В академии учителя у Слупского были чрезвычайно сильные: Шевкуненко, Тонков, Павлов, Москаленко, Оппель. Особенно строго относились к изучению анатомии. В запястье есть восемь косточек, студенты на ощупь должны были знать, какие правой руки, какие левой. А знаменитый Тонков укалывал на экзамене труп длинной иглой и спрашивал:
— Через что прошла игла?
Строг был неумолимо и никакие чрезвычайные и жалостные обстоятельства своих слушателей во внимание не принимал.
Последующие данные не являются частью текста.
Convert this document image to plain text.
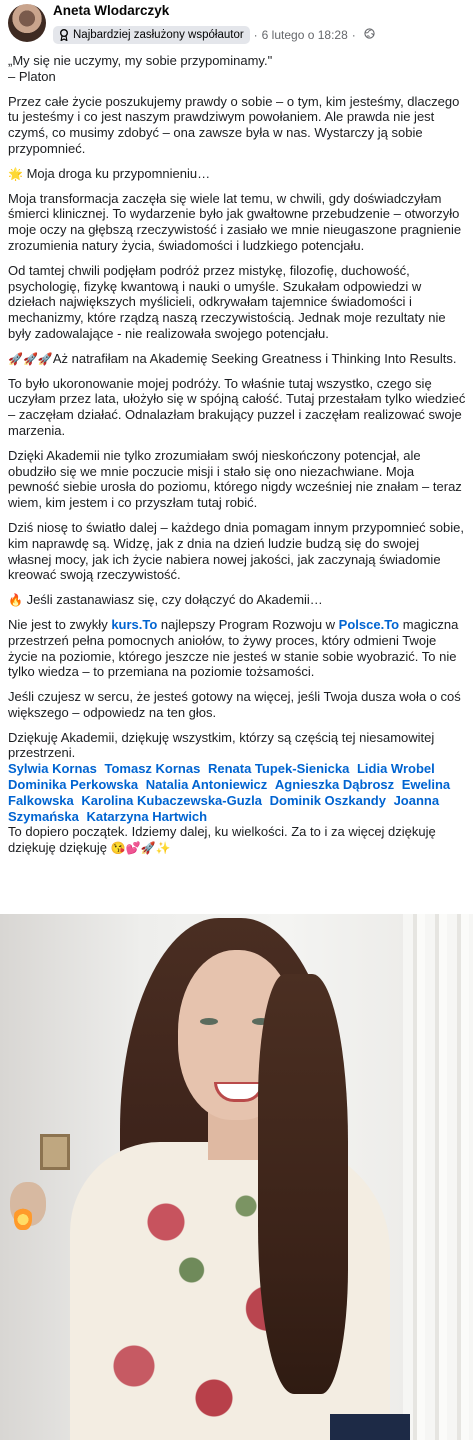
Aneta Wlodarczyk
Najbardziej zasłużony współautor · 6 lutego o 18:28 ·

„My się nie uczymy, my sobie przypominamy."
– Platon

Przez całe życie poszukujemy prawdy o sobie – o tym, kim jesteśmy, dlaczego tu jesteśmy i co jest naszym prawdziwym powołaniem. Ale prawda nie jest czymś, co musimy zdobyć – ona zawsze była w nas. Wystarczy ją sobie przypomnieć.

🌟 Moja droga ku przypomnieniu…

Moja transformacja zaczęła się wiele lat temu, w chwili, gdy doświadczyłam śmierci klinicznej. To wydarzenie było jak gwałtowne przebudzenie – otworzyło moje oczy na głębszą rzeczywistość i zasiało we mnie nieugaszone pragnienie zrozumienia natury życia, świadomości i ludzkiego potencjału.

Od tamtej chwili podjęłam podróż przez mistykę, filozofię, duchowość, psychologię, fizykę kwantową i nauki o umyśle. Szukałam odpowiedzi w dziełach największych myślicieli, odkrywałam tajemnice świadomości i mechanizmy, które rządzą naszą rzeczywistością. Jednak moje rezultaty nie były zadowalające - nie realizowała swojego potencjału.

🚀🚀🚀Aż natrafiłam na Akademię Seeking Greatness i Thinking Into Results.

To było ukoronowanie mojej podróży. To właśnie tutaj wszystko, czego się uczyłam przez lata, ułożyło się w spójną całość. Tutaj przestałam tylko wiedzieć – zaczęłam działać. Odnalazłam brakujący puzzel i zaczęłam realizować swoje marzenia.

Dzięki Akademii nie tylko zrozumiałam swój nieskończony potencjał, ale obudziło się we mnie poczucie misji i stało się ono niezachwiane. Moja pewność siebie urosła do poziomu, którego nigdy wcześniej nie znałam – teraz wiem, kim jestem i co przyszłam tutaj robić.

Dziś niosę to światło dalej – każdego dnia pomagam innym przypomnieć sobie, kim naprawdę są. Widzę, jak z dnia na dzień ludzie budzą się do swojej własnej mocy, jak ich życie nabiera nowej jakości, jak zaczynają świadomie kreować swoją rzeczywistość.

🔥 Jeśli zastanawiasz się, czy dołączyć do Akademii…

Nie jest to zwykły kurs.To najlepszy Program Rozwoju w Polsce.To magiczna przestrzeń pełna pomocnych aniołów, to żywy proces, który odmieni Twoje życie na poziomie, którego jeszcze nie jesteś w stanie sobie wyobrazić. To nie tylko wiedza – to przemiana na poziomie tożsamości.

Jeśli czujesz w sercu, że jesteś gotowy na więcej, jeśli Twoja dusza woła o coś większego – odpowiedz na ten głos.

Dziękuję Akademii, dziękuję wszystkim, którzy są częścią tej niesamowitej przestrzeni.
Sylwia Kornas Tomasz Kornas Renata Tupek-Sienicka Lidia Wrobel Dominika Perkowska Natalia Antoniewicz Agnieszka Dąbrosz Ewelina Falkowska Karolina Kubaczewska-Guzla Dominik Oszkandy Joanna Szymańska Katarzyna Hartwich

To dopiero początek. Idziemy dalej, ku wielkości. Za to i za więcej dziękuję dziękuję dziękuję 😘💕🚀✨
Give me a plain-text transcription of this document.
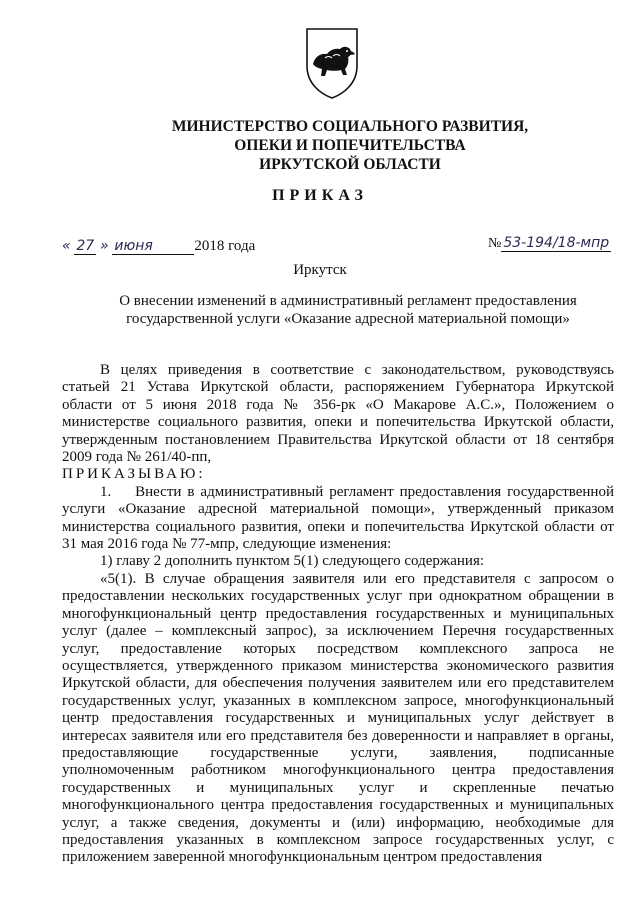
МИНИСТЕРСТВО СОЦИАЛЬНОГО РАЗВИТИЯ,
ОПЕКИ И ПОПЕЧИТЕЛЬСТВА
ИРКУТСКОЙ ОБЛАСТИ
ПРИКАЗ
« 27 » июня	2018 года	№ 53-194/18-мпр
Иркутск
О внесении изменений в административный регламент предоставления государственной услуги «Оказание адресной материальной помощи»

В целях приведения в соответствие с законодательством, руководствуясь статьей 21 Устава Иркутской области, распоряжением Губернатора Иркутской области от 5 июня 2018 года № 356-рк «О Макарове А.С.», Положением о министерстве социального развития, опеки и попечительства Иркутской области, утвержденным постановлением Правительства Иркутской области от 18 сентября 2009 года № 261/40-пп,

ПРИКАЗЫВАЮ:

1.    Внести в административный регламент предоставления государственной услуги «Оказание адресной материальной помощи», утвержденный приказом министерства социального развития, опеки и попечительства Иркутской области от 31 мая 2016 года № 77-мпр, следующие изменения:

1) главу 2 дополнить пунктом 5(1) следующего содержания:

«5(1). В случае обращения заявителя или его представителя с запросом о предоставлении нескольких государственных услуг при однократном обращении в многофункциональный центр предоставления государственных и муниципальных услуг (далее – комплексный запрос), за исключением Перечня государственных услуг, предоставление которых посредством комплексного запроса не осуществляется, утвержденного приказом министерства экономического развития Иркутской области, для обеспечения получения заявителем или его представителем государственных услуг, указанных в комплексном запросе, многофункциональный центр предоставления государственных и муниципальных услуг действует в интересах заявителя или его представителя без доверенности и направляет в органы, предоставляющие государственные услуги, заявления, подписанные уполномоченным работником многофункционального центра предоставления государственных и муниципальных услуг и скрепленные печатью многофункционального центра предоставления государственных и муниципальных услуг, а также сведения, документы и (или) информацию, необходимые для предоставления указанных в комплексном запросе государственных услуг, с приложением заверенной многофункциональным центром предоставления
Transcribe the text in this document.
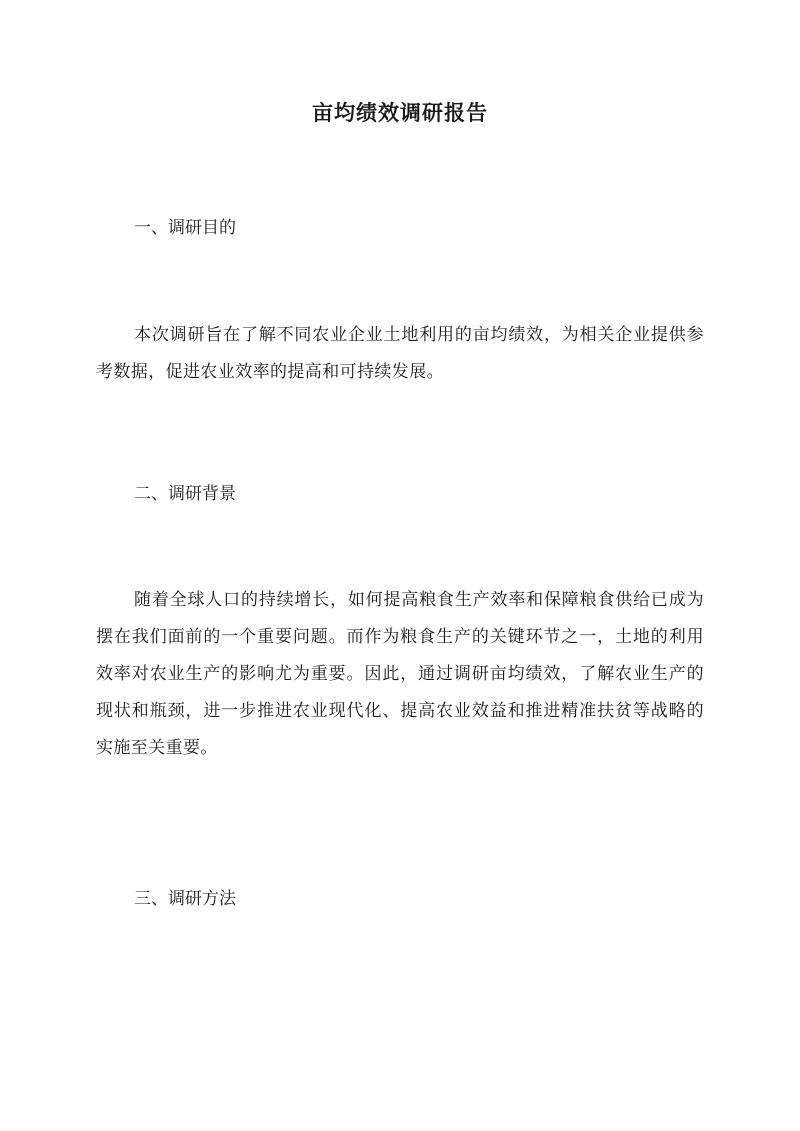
亩均绩效调研报告
一、调研目的
本次调研旨在了解不同农业企业土地利用的亩均绩效，为相关企业提供参考数据，促进农业效率的提高和可持续发展。
二、调研背景
随着全球人口的持续增长，如何提高粮食生产效率和保障粮食供给已成为摆在我们面前的一个重要问题。而作为粮食生产的关键环节之一，土地的利用效率对农业生产的影响尤为重要。因此，通过调研亩均绩效，了解农业生产的现状和瓶颈，进一步推进农业现代化、提高农业效益和推进精准扶贫等战略的实施至关重要。
三、调研方法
— В хирурги собрался? — спрашивал он. — Без знания анатомии? Забудь, голубчик, забудь мечту свою и ступай от меня вон. Ступай, мне и глядеть на тебя совестно!
Бывало, стены аудиторий содрогались от могучего хохота. Это старые профессора рассказывали будущим первым советским врачам о некоторых камуфлетах медицины времен Российской империи. Так, например, одной весьма сановитой даме понадобился медик, и непременно притом представительной наружности. Кого к ней не посылали, всех гнала вон.
— Голос противный — это про одного.
— Рыжих не выношу! — это про другого.
— Заика! — это про третьего.
Тогда послали капризной сановнице представительнейшего семинариста, конечно, проинструктировав его слегка. Семинарист был нанят дамой помесячно с окладом в семьдесят рублей только потому, что выписал ей самое дорогое из всех существующих лекарств. Пилюли тогда делались в золотой обкладке. Обкладка стоила десять рублей. Вот это даме и понравилось.
На «Дружной горке»
Сдав труднейшие экзамены, бывший красном, ныне врач, Слупский получил назначение в провинцию, на здравпункт «Дружная Горка», где в ту пору был единственный наш завод, изготовляющий лабораторную посуду.
Завод только поднимался из руин, только-только стал собирать старых мастеров, удивительнейших и редчайших искусников.
Молодому врачу не хватало работы. Ему было мало и здравпункта, и хирургии, и постоянных вызовов на квартиры. Не хватало работы и на заводе, который по старинке, по традициям — «от хозяина» — не повел еще настоящую планомерную борьбу с тяжелыми производственными травмами — так именовались тогда свинцовые отравления.
Завод химического стекла употреблял в производстве сурик — мельчайшую свинцовую пыль. Вот с этой-то пылью и начал Слупский борьбу. Многими часами он не выходил из цеха, где в печах варят сопла, не покидал подолгу стеклодувню, где производилась сложнейшая лабораторная аппаратура.
Постепенно картина отравлений стала для Слупского выясняться во всех своих подробностях. Вентиляция была тут построена неграмотно, еще во времена владельца завода немца Ритинга, наверху, а так как фтористоводородная кислота тяжелее воздуха, то Слупский потребовал перенести вытяжки вниз, к полу.
Начальство на Слупского покосилось неодобрительно.
— На твои деньги будем переносить вытяжки? — спросили у врача.
— Зарплата моя — восемьдесят рублей, — ответил Слупский, — а тут десятками тысяч пахнет.
— То-то же!
— То-то же или не то-то же, а менять вентиляцию придется…
— Это что? Приказ?
— Требование.
— А не высоко берешь?
— Беру как надо.
В эту пору Слупский уже занялся своим респиратором. В то время нашу промышленность снабжали лишь маленькими респираторами, с малой фильтрующей поверхностью — 12 квадратных сантиметров. Николай Евгеньевич соорудил совсем иной респиратор и повез его в Ленинград крупнейшему гигиенисту Военно-медицинской академии Хлопину. Профессор долго возился с респиратором, отдал его для проведения опытов своему ассистенту Галашшу, а потом пристально поглядел на молодого врача.